The product allocates or initializes a resource such as a pointer, object, or variable using one type, but it later accesses that resource using a type that is incompatible with the original type.

Affected Software

Name Vendor Start Version End Version
Luajit Luajit * 2.0.5 (including)
Moonjit Moonjit_project * 2.1.2 (excluding)

Extended Description

When the product accesses the resource using an incompatible type, this could trigger logical errors because the resource does not have expected properties. In languages without memory safety, such as C and C++, type confusion can lead to out-of-bounds memory access.
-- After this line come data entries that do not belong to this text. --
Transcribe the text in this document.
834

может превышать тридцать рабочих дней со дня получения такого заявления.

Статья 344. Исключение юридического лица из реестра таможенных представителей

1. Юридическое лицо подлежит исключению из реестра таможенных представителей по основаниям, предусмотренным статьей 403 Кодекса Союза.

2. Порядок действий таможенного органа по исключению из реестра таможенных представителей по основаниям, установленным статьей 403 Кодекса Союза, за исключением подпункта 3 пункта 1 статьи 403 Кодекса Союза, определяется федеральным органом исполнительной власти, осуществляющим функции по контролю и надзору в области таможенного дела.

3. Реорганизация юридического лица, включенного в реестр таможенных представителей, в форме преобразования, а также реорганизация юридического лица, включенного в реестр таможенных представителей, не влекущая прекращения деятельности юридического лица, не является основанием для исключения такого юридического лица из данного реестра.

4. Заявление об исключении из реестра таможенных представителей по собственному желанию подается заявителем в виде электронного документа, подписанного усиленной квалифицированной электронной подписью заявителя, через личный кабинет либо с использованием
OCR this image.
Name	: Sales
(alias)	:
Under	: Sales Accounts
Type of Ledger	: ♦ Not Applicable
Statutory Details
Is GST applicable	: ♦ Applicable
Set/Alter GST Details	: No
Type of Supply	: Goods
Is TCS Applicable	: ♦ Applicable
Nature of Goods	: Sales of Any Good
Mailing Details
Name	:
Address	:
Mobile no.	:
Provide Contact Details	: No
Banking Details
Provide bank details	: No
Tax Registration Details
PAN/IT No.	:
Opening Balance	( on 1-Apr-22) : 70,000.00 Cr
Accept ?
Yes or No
While this weakness is frequently associated with unions when parsing data with many different embedded object types in C, it can be present in any application that can interpret the same variable or memory location in multiple ways. This weakness is not unique to C and C++. For example, errors in PHP applications can be triggered by providing array parameters when scalars are expected, or vice versa. Languages such as Perl, which perform automatic conversion of a variable of one type when it is accessed as if it were another type, can also contain these issues.